A. I have the plugs shipped to me in early August and then I transplant them into 4” cups and grow them in the cups until they’re ready to be planted in my greenhouse in September. I plant them one foot apart down the row.

Q.
 When do you expect to harvest from the dahlias you planted in September and do you plant them in pots, raised bed or in beds in the greenhouse?
A. I plant them in beds and they start to bloom early November. I also have some planted in five-gallon pots, which also works well.

Q.
 What is wrong with my dahlia in this picture?
A. This picture (left) was sent to me by a grower trying to grow a spring crop of dahlias. Planting should have been earlier; unfortunately it had been raining and it became spindly waiting for the beds to be ready. I told her to plant deeper than normal and I would pinch it to encourage more shoots.  
Q. What do you spray on your dahlias for spider mites and mealybugs?

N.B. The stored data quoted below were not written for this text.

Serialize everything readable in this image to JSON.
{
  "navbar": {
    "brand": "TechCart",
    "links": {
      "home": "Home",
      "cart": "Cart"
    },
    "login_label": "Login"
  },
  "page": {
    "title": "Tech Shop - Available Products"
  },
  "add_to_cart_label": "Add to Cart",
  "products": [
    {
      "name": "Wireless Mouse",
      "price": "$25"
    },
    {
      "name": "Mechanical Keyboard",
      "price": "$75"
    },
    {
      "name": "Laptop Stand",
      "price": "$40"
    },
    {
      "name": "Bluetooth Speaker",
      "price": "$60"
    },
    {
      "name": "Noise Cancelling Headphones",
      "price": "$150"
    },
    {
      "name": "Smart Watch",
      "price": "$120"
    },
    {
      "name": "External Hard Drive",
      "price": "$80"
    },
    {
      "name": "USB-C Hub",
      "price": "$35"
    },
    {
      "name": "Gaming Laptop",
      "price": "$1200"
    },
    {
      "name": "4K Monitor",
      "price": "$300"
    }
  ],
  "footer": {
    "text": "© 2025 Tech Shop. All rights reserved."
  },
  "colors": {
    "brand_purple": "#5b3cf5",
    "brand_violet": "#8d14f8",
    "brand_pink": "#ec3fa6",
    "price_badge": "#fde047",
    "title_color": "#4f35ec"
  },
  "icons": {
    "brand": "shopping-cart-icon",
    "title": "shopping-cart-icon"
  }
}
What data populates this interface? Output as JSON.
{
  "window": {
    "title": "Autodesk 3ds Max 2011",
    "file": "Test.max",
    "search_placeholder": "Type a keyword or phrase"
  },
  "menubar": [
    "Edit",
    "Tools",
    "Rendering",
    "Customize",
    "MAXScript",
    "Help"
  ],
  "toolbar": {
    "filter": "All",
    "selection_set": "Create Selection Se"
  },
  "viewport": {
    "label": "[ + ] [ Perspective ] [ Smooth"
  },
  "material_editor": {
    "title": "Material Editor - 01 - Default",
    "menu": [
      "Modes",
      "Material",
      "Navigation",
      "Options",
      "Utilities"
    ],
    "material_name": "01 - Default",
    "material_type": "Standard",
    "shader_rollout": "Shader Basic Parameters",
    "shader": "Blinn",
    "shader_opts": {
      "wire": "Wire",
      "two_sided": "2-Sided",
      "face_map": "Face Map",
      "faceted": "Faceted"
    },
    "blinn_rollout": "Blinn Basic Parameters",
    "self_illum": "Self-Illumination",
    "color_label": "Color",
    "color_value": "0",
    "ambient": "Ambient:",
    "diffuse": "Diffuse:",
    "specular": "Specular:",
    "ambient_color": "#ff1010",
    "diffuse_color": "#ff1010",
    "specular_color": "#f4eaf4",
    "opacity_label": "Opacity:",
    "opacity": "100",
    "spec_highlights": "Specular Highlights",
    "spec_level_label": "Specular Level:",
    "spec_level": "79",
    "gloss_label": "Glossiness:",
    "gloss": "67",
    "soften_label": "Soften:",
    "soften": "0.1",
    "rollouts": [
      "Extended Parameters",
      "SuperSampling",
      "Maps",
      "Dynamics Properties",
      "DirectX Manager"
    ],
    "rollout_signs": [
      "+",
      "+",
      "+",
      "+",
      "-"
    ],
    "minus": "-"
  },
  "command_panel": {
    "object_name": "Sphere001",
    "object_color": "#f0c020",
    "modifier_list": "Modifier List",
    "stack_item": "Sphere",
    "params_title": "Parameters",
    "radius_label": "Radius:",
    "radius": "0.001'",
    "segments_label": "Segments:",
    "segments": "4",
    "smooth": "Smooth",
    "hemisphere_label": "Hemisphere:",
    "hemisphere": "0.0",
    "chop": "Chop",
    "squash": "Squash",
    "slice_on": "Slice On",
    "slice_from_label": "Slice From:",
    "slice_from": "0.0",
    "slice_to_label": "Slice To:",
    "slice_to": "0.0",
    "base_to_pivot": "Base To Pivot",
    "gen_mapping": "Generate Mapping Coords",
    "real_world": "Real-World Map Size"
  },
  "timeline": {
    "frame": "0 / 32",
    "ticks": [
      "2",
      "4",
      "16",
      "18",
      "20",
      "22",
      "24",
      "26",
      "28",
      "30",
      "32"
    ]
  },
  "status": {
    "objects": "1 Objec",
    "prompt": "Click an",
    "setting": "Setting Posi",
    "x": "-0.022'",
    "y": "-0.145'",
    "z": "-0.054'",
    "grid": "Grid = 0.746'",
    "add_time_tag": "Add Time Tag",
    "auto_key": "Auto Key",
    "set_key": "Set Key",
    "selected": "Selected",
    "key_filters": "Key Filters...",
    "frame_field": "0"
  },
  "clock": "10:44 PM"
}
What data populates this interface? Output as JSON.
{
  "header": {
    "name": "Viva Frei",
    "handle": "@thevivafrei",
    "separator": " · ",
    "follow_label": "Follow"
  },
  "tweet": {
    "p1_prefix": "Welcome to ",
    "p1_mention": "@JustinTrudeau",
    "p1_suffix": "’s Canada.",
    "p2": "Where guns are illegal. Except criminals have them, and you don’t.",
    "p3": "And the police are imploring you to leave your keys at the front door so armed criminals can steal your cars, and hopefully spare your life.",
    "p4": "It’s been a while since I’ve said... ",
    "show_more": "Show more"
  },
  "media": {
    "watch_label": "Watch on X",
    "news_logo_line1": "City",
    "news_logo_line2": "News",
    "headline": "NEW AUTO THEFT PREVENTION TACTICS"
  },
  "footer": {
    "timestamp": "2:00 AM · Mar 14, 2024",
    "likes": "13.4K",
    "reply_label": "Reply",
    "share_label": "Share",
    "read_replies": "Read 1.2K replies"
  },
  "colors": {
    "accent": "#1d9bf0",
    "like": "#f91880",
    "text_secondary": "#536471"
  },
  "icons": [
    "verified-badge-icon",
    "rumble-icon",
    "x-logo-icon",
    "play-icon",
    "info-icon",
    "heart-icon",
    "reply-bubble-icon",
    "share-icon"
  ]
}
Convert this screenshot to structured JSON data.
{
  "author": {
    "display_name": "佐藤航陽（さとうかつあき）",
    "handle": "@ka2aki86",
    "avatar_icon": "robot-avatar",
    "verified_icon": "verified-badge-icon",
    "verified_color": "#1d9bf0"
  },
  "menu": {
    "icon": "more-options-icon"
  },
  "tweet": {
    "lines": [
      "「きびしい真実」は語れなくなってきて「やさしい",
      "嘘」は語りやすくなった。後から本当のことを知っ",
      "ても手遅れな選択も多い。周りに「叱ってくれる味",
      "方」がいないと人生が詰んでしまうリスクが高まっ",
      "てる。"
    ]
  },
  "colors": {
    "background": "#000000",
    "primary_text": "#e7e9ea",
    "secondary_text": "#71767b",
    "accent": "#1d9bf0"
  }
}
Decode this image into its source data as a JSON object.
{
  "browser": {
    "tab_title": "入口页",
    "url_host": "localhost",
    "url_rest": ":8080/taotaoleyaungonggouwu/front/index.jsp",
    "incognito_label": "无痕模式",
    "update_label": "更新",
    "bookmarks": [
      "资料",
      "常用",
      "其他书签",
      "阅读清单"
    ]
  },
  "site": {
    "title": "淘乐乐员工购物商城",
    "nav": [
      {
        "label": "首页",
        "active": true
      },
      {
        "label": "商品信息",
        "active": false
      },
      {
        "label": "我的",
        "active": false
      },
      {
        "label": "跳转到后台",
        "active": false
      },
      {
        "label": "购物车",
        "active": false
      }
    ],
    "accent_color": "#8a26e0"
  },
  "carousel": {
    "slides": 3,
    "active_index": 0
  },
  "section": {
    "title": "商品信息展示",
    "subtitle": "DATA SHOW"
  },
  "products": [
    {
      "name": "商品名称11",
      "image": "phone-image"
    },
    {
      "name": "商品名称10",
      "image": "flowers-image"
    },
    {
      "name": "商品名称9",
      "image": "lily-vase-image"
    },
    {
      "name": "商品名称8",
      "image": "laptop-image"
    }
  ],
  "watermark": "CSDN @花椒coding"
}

A. I was using Organicide and it seemed to be working great, but winter came along and I found out that I was using cool water, which wasn’t mixing well. My insecticide salesman told me to start using warm water and that did the trick to a point, but I had let the pests get away from me and had to step up my game. He recommended another spray called Tetrasan which stopped the mites dead in their tracks. For mealybugs I spray rubbing alcohol right on them with a little spray bottle and it works great.Don’t be afraid to post questions like these on the ASCFG Bulletin Board, if you have done a search and couldn’t find the answer you are looking for. The ASCFG is a great group of very helpful growers and I’m sure someone can help you along the way. I hope everyone has their beds filled with fall seasonal flowers and finishes off the year with a bang.